Warranty Claim Process Overview
For a simple warranty claim, a dealer will submit the claim, Polaris will review it, make a decision to authorize or deny it, and the claim process ends. For more complex cases, there may be a back and forth between the dealer and Polaris, which can take time depending on the dealer’s responsiveness and vehicle part availability. For this reason, the decision was made to evaluate and score warranty claim records every day that the claim is modified in the system to identify safety cases as soon as possible (see process diagram below).
Data Prep for Modeling
The R-based predictive tools rely upon categorical fields as inputs to the model. All fields that contain nulls are assigned a value in order for the model to run.
The inherent difficulty with identifying which cases should be reviewed for further product safety consideration is that it’s a true needle-in-the-haystack scenario. To overcome this, we over sample on the safety flag field (indicating a potential safety record) to create a data set with predictive power. Without over sampling, we would end up building a model that predicts that every warranty claim should not be reviewed, and it would nearly achieve 100% accuracy.
Developing Early Life and Late Life Models
Due to the varying degrees of record completeness when scoring a warranty claim that was just created versus scoring a warranty claim that was just completed, we developed two different types of predictive models. The Early Life model uses fields that a dealer adds as a warranty claim is created, and the Late Life model uses fields added throughout the process or at a point of claim completion. This gives us the ability to more accurately identify potential safety scenarios at different points in the claim lifecycle.
Iteration upon Variable Selection
While building out the models, we used the built-in variable importance plots to understand the relative importance each variable has in contributing to the overall predictive power. Dozens of iterations were run to determine which variables have significant predictive capability and to understand the best performing mix of variables. The mix of variables and the total number of variables included varies by model for each of the four models deployed.
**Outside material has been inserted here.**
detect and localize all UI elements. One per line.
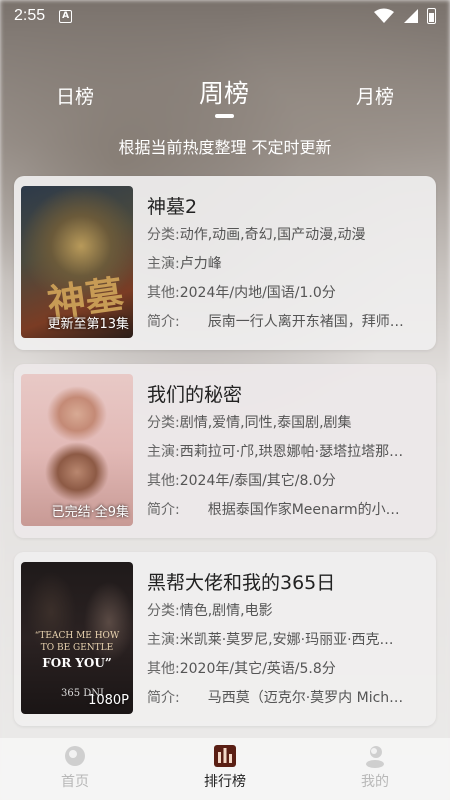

In the example below for one of the Early Life models, you can see that four variables are being used to predict whether a warranty claim is safety-related, and the case type code field is the main driver in the model.
Model Accuracy Testing
Testing the accuracy of the models goes along with feature selection and the variable importance plot. Not only do we want to understand which variables are predictive, but we also want to test the model against data the model hasn’t seen before.
In our scenario, we want to pick a probability threshold for each model that will minimize the number of false negatives. This is a deviation from choosing the model that is the “most” accurate, as we want to ensure we don’t miss safety-related claims at the expense of reviewing a higher number of warranty claims that aren’t safety-related, or false positives. In the example below, you can see that setting the probability threshold to 50% results in reviewing 55 warranty claims that aren’t safety-related, but the model has accurately caught all safety cases in the validation data set.
Launching Models in Production
Each business day, the workflow builds new models using historical records to continuously learn from a dynamic data set. All newly created and modified warranty claims are scored against each of the four models, and records that meet or exceed a designated probability threshold for the model are manually reviewed.
Alteryx takes the records that need to be reviewed and sends an email alert to the Polaris safety team to decide whether the warranty claim is truly safety-related. One of the safety reviewers can then click through the case links in the email below to begin reviewing the case in further detail. Furthermore, any records that are flagged for safety will become part of the data set used to re-create models in future workflow runs.